I end this with a comic:
http://xkcd.com/132/

Go read it. ^_^

Gilahi said...

There are lots of groups that I wish I had seen but didn't, and never will. I thought about including a list of the people that I had seen who are no longer with us (George Harrison, David Byron, Gary Thain, Freddie Mercury, Billy Preston, and the list goes on) but it was just too depressing.

You are most welcome, and I was happy to do it. Something happened between 1975 and 1985 in that it appears that the awareness of a whole decade of music was lost. I was often surprised that people just a few years younger than I had absolutely no knowledge of the music I love. It seems a shame.
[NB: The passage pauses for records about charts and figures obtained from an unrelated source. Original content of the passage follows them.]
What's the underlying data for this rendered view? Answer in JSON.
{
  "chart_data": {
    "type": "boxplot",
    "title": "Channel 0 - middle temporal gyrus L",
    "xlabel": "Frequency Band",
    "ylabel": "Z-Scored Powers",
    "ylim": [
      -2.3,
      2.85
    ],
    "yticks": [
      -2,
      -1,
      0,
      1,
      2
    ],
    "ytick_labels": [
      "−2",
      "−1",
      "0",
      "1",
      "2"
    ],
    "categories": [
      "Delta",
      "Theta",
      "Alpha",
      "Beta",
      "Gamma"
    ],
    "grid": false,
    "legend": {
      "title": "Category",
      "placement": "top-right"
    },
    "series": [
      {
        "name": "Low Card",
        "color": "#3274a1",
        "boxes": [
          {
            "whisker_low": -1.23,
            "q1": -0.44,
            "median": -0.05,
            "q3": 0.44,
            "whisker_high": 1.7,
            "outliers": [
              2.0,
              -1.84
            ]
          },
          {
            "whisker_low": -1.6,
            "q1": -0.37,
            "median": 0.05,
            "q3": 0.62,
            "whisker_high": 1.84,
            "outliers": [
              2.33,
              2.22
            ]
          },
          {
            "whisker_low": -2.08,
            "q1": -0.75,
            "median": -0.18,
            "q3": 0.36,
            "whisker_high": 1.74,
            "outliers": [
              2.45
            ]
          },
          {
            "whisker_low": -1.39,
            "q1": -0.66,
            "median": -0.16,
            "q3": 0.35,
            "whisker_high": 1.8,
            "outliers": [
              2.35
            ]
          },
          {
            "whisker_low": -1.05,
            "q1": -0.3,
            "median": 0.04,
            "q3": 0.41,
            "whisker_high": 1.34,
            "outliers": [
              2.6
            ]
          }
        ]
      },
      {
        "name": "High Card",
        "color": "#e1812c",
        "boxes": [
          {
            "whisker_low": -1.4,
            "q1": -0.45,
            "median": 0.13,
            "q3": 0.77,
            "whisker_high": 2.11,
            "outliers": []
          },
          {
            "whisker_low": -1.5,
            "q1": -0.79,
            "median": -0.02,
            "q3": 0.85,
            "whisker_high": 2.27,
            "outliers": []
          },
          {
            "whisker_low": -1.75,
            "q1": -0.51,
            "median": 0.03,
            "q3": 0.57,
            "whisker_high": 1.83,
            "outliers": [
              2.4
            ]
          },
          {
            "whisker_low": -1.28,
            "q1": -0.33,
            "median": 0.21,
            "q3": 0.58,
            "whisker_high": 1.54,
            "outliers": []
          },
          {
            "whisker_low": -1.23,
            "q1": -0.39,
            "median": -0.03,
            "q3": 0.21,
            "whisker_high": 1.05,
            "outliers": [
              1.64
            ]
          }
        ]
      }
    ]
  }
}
Great comic, by the way! I laughed out loud.

GreenCanary said...

Yo! If you want an education in today's music, I'd be happy to pitch in. In return, you can expose me to that which was popular before my time ;-)

Gilahi said...

Canary - Thanks. My wife has always stayed much more in tune with current music than I have, so every time I ride in the car with her I get subjected to it, er, that is, I get to listen to it. Still, I can't tell Nickelback from Train. I have recently stumbled upon Ozric Tentacles and Flogging Molly, both of whom I really like. The latest album from The Waifs is pretty tasty too.

NG said...

I'm more a child of the 80s live music scene myself since that's when I was in high school so I haven't seen many of these bands in concert. But I'm proud to say I know every one of these groups and owned most of the albums. Thanks for the great ride down memory lane.

Gilahi said...

NG - I am SO impressed. You've restored my faith in your generation. I recall once proudly announcing to someone who was probably close to your age that I'd just gotten "In-A-Gadda-Da-Vida" on CD, and her response was, "Who are they?" Glad to find out that she wasn't completely representative.

The Diarist said...

I'm a music sponge (as you can probably tell from my music posts), but my true love in music lies in many of the acts you've listed (yes, I am familiar with all of their works). There may be a very small handful, like Gerber Baby handfuls, of musicians today who produce the level of quality music that these artists produced during their time in the studio.

Does that mean that I fear for the future of music? Not at all. Life is cyclical and good writing will return with the revenge of a guitar god.

Gilahi said...

Diarist - I've been pleased the people who have told me that they knew all these groups. I don't feel like such a loner now.

Unlike you, though, I do fear for the future of popular music. MTV, videos, the iPod, I fear that all of these have contributed to a horrid downward spiral in the quality (though certainly not the quantity) of music today, and I don't see it getting much better. As mentioned elsewhere, I have recently discovered Ozric Tentacles and Flogging Molly, and I find them to be wonderful, if rare, ports in a storm. The Waifs make some good music, but what's on radio and TV these days is just bland when it's not downright irritating.

The Diarist said...

I place a lot of that blame on the record companies. Over the last 30-ish years, they more than any other force have contributed to the "decline" of music by shoving musicians to the darkest corners and promoting the likes of Britney Spears. Our saving light is that many of the solid bands emerging today (writing and playing music with quality reminiscent of the days of yore) and many of the ... er, rock pantheon? ... such as Prince are foregoing the traditional companies and exploring other avenues to get real music to the masses. This little side-step allows these musicians to maintain their respect, credibility, and control of their music. (Which in turn is what keeps my faith in the future of music alive.)

Gilahi said...

I certainly agree with you about the record companies. Much like book publishers, there's a whole if-it-doesn't-make-a-ton-of-money-as-soon-as-it's-released-then-we-don't-want-it mentality. Add that to the fact that the record companies (interesting that we still call them that) are largely owned by the same folks that own the airwaves, and you have a recipe for pablum.